# Compactness of integral operators

We know that if an operator has $$L^2$$-kernel, then it is Hilbert-Schmidt. Is there a similar simple criterion to detect compact operators?

In particular, I'd like to know the following: Let $$f$$ be a Schwartz function on $${\mathbb R}^2$$ with $$\mathrm{supp}(f)\subset{\mathbb R}\times J$$ for some compact Interval $$J$$. Let $$k(x,y)=f(e^x,x-y)$$ Is the operator $$T:L^2({\mathbb R})\to L^2({\mathbb R})$$, $$T(\phi)(x)=\int_{\mathbb R}k(x,y)\phi(y)\,dy$$ a compact operator?

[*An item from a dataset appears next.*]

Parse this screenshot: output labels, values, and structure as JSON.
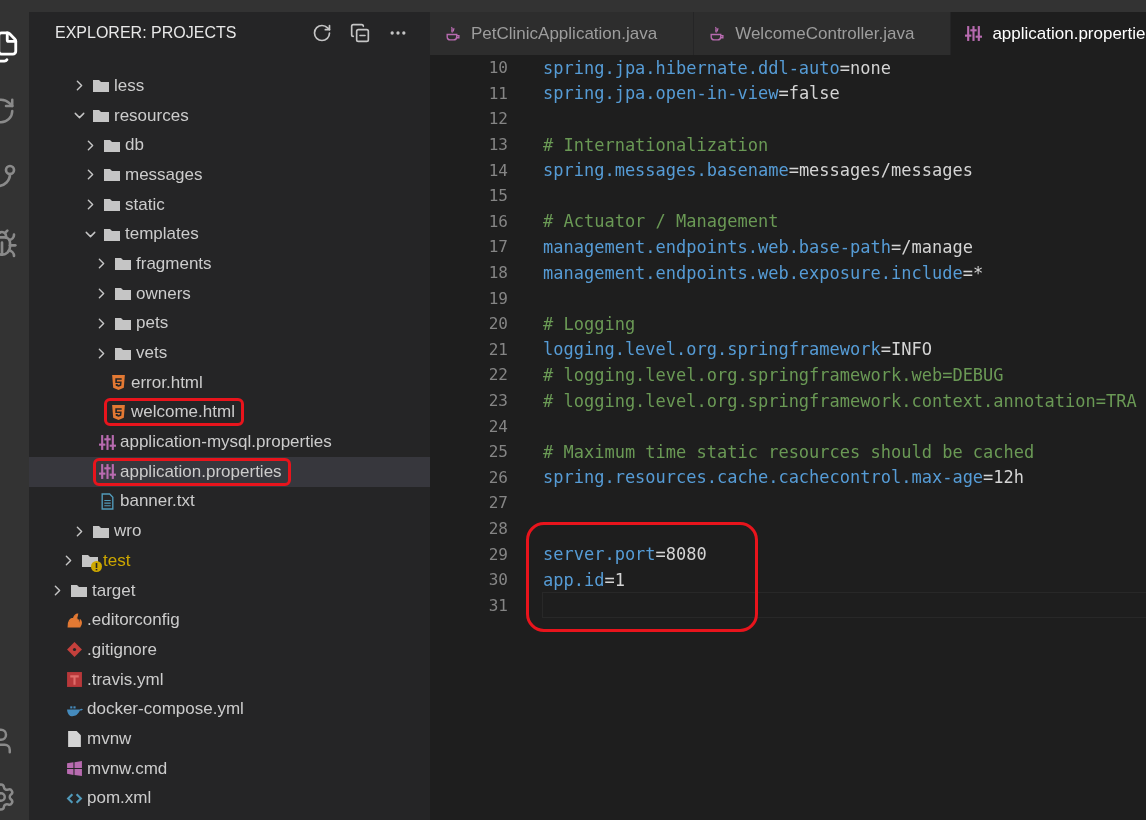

• If you take $f(x,y)=A(x)B(y)$ then $T\phi (x)=A(e^x) (B*\phi)(x)$ could be not in $L^2$ unless you assume more conditions on $A$. Jul 22 at 10:16
• @GiorgioMetafune: I don't see, why this function should not be in $L^2$. The convolution is in $L^2$ and you simply multiply with a bounded function, so it stays in $L^2$.
– Zero
Jul 22 at 12:49
• Sorry, you are right, I forgot the hypotheses on $f$. How do you see that $T$ is bounded in $L^2$? Jul 22 at 12:57
• @GiorgioMetafune: If we split $f$ into $f^+$ and $f^-$, then one can see that $T$ is the difference of two positive operators on $L^2$; positive operators are always bounded. Jul 22 at 17:21
• @Jochen Glueck Thanks, but at that time I was even doubting that $T$ acts on $L^2$. Jul 22 at 17:33

The answer is no, in general. Assume for example that $$J=[0,1]$$ so that $$|f| \leq C \chi_{\bf R \times [0,1]}$$. Then $$|T\phi(x)| \leq C \int_{x-1}^x |\phi(y)|\, dy \leq C\int_0^1 |\phi(x+y)|\, dy$$ and Minkowsky inequaility for integrals gives $$\|T\phi_2\| \leq C\|\phi\|_2$$. So boundedness follows without any smoothness assumption. Assume now that $$f=\chi_{[0,1]\times[0,1]}$$. Then $$T\phi(x)=\int_{x-1}^x \phi (y)\, dy$$ for $$x \leq e$$ and this is not a compact operator (consider $$\chi_{[-n-1,-n]}$$). To get a smooth counterexample it suffices to consider a smooth f with compact support which dominates $$\chi_{[0,1]\times[0,1]}$$. If $$S$$ is the corresponding integral operator, then $$S\phi \geq T\phi$$ for positive $$\phi$$ and $$S$$ is not compact.